Вдруг она узнала этих словно бы новых людей за их столиком. Это они плелись у нее в хвосте, тянулись к источнику светлым и фактически радостным, праздничным утром. А теперь они лакомятся яствами с их стола и пьют их вино. Авдотья устремила на незваных гостей тяжелый взгляд, усилием воли помещая всех троих в один некий сосуд. Она думала о том, что эти люди, в глазах любого дельного, неуемно делающего дело человека пустые и праздные, бродят по земле в поисках какой-то узкой цели, какого-то узкого средства прожить остаток жизни в ясном сознании смысла мироздания, и, поступая так, они, в сущности, не глупят и не предаются бесплодным фантазиям, а строят тот просторный и чистый храм света, в основание которого и она некогда уложила кирпичик-другой. Они гуляют на просторе, и уже в одном этом много смысла и счастья. Но для нее этот простор и вероятное счастье оборачивались изощренной насмешкой гадов, которых она вынуждена была носить на своем теле; упущенные возможности, образы несбывшегося, святые, устраивавшие целительные источники, Бог, эти по-своему счастливые люди-скитальцы, эти юродивые, которых муж привел и усадил за их стол, - все они имели гнусную силу быть оборотнями, могли из образов, или, скажем, только символов, чего-то просторного и светлого скидываться мелкими отвратительными существами, забегавшими в морщины ее тела и души, чтобы оттуда пискливо смеяться над ней.
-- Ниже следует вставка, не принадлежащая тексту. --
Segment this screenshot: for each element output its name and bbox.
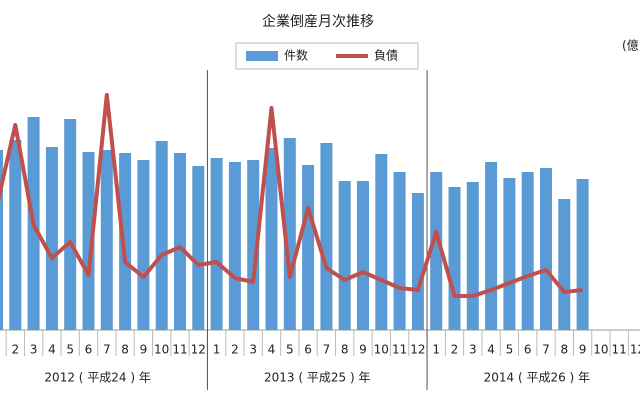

Авдотья стала медленно и тяжело поднимать руку, хлопать себя ладонью по разным частям тела. Она давила гадов. Гости с удивлением смотрели на эту мрачную женщину.
- Ты чего возишься? - крикнул Обузов.
Женщина не ответила и даже не взглянула на него.
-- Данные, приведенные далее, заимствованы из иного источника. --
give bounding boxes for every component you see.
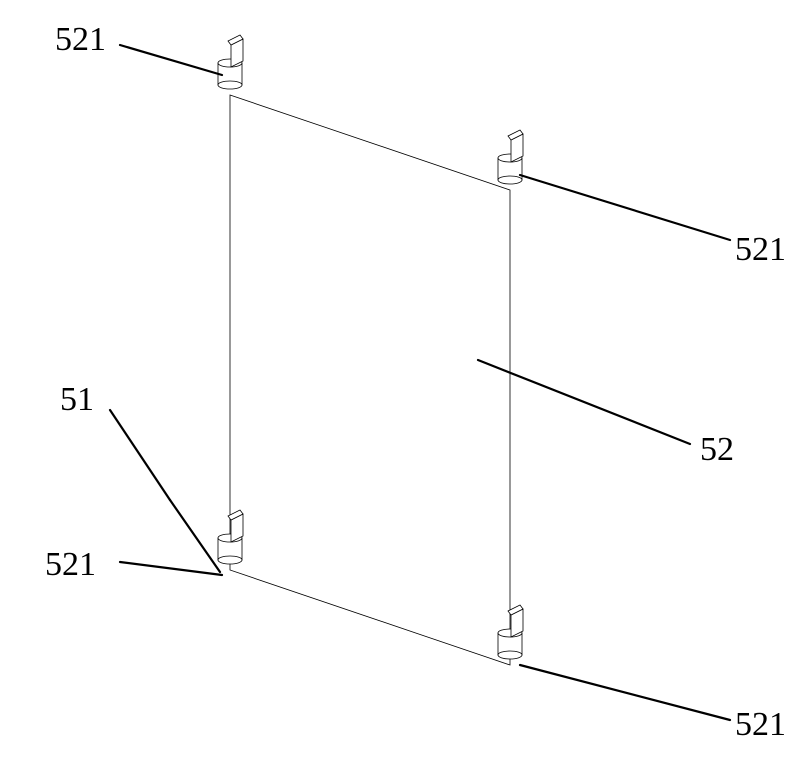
leader-521-bottom-left <box>120 562 222 575</box>
panel-52 <box>230 95 510 665</box>
leader-521-top-left <box>120 45 222 75</box>
diagram-svg: 521 521 52 51 521 521 <box>0 0 798 775</box>
label-51: 51 <box>60 381 94 418</box>
pin-521-top-right-base-bottom <box>498 176 522 184</box>
label-521-bottom-left: 521 <box>45 546 96 583</box>
leader-521-top-right <box>520 175 730 240</box>
pin-521-bottom-left-base-bottom <box>218 556 242 564</box>
pin-521-top-left-base-bottom <box>218 81 242 89</box>
pin-521-bottom-right-base-bottom <box>498 651 522 659</box>
leader-51-seg2 <box>170 500 220 572</box>
label-521-bottom-right: 521 <box>735 706 786 743</box>
leader-51-seg1 <box>110 410 170 500</box>
leader-521-bottom-right <box>520 665 730 720</box>
label-521-top-right: 521 <box>735 231 786 268</box>
label-521-top-left: 521 <box>55 21 106 58</box>
label-52: 52 <box>700 431 734 468</box>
- Оставь ее в покое, - сказал Чулихин, - видишь, много вина, еды, и жара большая. Ей тесно.
Обузов закричал:
- Все чепуха, ребята! И источник тот, где мы бултыхались в ледяной воде, и этот подлец, у которого я купил весь его товар. И болезнь моя, она тоже как есть чепуха!
- Тебя источник не взял, - перебил Буслов, - ты был в нем все равно как рыба полярная, что ли, и этот, как ты говоришь подлец, обошелся тебе куда дешевле, чем мне, хотя ты и сунул ему пачку денег.
- Я говорю, - стал Обузов гнуть свое с назревающим напором, - что моя болезнь, о которой было столько толков...
Буслов снова прервал толстосума:
- Я никаких толков о твоей болезни не слыхал и сам не вел, а вот что я в источнике, не в пример тебе, плакал и заходился от ужаса, это доподлинно известно и мне, и моим друзьям, и тебе даже, да и посторонние люди показывали на меня пальцем, как на несчастного, в которого вселился бес.